Analysis of Human Dynamics applying Passive Motion

Shohei Taniguchi

Analysis of human motion is very important in the field of kinesiology. The results of analysis are applied to rehabilitation, sport training and so on. In general, human motion is measured or estimated from physical signals (motion data such as acceleration, velocity and position, force data such as forces and torques and so on) and physiological signals (electromyogram, electrocardiogram and so on). Many researchers have been studying human motion by measuring these signals.

Analysis of human motion can be divided into two methods from a viewpoint of dynamics. One is the method based on voluntary motion that human subjects move with own intention. The other is the method applying passive motion that human subjects are moved by applied external forces. In the most researches on human dynamics, the former method has been utilized so far even though there are several drawbacks. On the other hand, the latter one can become very useful if some problems are overcome.
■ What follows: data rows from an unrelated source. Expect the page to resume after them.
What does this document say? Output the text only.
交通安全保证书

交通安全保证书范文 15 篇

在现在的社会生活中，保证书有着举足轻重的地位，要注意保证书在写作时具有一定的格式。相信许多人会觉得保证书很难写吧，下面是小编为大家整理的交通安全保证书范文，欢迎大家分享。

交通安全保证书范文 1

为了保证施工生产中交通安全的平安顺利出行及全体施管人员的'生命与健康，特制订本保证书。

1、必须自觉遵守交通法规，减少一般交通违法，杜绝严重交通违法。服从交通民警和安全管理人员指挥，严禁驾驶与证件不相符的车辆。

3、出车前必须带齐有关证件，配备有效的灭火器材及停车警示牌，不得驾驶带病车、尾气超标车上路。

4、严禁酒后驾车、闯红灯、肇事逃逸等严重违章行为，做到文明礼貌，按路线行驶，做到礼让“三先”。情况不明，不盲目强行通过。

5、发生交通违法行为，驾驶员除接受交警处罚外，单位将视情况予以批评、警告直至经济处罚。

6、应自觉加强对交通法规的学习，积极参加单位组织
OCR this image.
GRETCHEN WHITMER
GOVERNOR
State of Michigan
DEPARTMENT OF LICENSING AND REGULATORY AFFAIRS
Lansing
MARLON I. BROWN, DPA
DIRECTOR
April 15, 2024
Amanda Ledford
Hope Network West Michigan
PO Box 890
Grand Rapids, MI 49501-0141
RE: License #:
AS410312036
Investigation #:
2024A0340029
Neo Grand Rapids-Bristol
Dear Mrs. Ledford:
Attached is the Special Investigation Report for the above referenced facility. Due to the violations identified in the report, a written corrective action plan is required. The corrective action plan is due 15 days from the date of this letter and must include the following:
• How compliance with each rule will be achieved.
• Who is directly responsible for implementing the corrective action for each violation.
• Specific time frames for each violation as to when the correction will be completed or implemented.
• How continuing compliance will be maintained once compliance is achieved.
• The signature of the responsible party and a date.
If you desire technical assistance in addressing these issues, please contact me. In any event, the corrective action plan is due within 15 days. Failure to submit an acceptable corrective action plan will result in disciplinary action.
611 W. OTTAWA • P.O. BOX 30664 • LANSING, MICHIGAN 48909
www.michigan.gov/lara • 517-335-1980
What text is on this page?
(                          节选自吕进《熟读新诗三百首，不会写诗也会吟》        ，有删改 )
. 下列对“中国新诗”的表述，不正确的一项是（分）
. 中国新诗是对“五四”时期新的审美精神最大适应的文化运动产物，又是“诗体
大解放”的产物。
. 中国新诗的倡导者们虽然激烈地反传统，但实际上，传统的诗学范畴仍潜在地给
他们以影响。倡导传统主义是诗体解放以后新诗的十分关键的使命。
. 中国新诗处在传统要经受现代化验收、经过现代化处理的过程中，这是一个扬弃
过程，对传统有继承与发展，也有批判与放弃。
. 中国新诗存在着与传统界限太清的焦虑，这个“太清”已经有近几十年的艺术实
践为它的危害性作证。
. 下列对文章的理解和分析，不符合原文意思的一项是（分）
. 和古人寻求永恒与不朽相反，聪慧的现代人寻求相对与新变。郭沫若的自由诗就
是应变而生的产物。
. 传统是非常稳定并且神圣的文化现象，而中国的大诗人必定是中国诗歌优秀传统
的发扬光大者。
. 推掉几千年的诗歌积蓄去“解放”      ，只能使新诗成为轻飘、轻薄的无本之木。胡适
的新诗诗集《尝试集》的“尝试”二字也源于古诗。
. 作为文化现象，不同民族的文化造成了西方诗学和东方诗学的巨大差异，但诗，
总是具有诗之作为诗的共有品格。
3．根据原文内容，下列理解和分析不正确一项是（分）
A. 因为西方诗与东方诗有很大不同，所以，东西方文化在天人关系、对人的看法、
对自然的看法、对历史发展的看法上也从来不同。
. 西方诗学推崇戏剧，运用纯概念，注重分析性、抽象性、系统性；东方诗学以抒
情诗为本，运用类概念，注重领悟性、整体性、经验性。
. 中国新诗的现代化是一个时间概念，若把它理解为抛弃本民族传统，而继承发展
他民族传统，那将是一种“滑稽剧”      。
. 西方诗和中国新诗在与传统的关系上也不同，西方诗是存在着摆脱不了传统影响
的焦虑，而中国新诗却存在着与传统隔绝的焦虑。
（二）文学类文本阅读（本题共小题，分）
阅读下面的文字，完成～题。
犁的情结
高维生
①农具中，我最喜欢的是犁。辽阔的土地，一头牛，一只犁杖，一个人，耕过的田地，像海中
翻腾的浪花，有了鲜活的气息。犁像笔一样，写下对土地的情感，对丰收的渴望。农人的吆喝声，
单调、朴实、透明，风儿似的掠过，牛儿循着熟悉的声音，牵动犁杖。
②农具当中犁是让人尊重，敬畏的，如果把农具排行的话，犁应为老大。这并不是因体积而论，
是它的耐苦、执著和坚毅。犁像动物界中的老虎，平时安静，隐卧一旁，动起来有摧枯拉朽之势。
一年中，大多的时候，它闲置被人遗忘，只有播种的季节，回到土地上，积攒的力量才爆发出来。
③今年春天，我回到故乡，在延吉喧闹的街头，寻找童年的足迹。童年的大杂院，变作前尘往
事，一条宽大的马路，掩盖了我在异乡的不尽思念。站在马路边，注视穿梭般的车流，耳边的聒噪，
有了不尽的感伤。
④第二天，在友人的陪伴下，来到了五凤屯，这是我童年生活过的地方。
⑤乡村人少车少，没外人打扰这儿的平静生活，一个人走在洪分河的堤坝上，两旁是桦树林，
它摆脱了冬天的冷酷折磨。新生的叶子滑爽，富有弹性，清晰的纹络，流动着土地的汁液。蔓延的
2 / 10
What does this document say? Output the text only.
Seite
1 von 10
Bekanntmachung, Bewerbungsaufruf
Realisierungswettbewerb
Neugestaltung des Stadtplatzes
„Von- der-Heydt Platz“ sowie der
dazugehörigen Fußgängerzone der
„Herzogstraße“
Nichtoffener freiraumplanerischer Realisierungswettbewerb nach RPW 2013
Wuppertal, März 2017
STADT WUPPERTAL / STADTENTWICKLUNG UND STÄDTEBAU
In this paper, we propose an experimental system and apply advanced measurement and control methods in order to solve the inherent problems on human motion analysis with passive motion. At first, we developed a new system based on a parallel wire driven mechanism and Iterative Learning Control (ILC) to estimate the human joint torque in passive motion. It is experimentally confirmed that ILC can realize arbitrary human motion with high precision and the estimated torques have high repeatability at the same motion. These results mean that inverse dynamics problem can be solved in arbitrary motion without dynamics models and parameters of the human subject. The obtained joint torque contains the components from viscosity and elasticity of muscles, tendons, and skins as well as rigid links. It is a problem with the method of passive motion. Therefore, at second we introduce Time-Scale Transformation (TST) to decompose the obtained torque pattern into the component form rigid links and the component from viscosity and elasticity of muscles, tendons, and skins. The usefulness of the decomposition method is demonstrated through some experimental results. Finally, we claim that the torque component form the rigid links is effectively used for inertial parameter estimation because the torque component form viscosity and elasticity of muscles, tendons, and skins is eliminated. It is experimentally shown that the parameters of a human upper limb are estimated with high accuracy.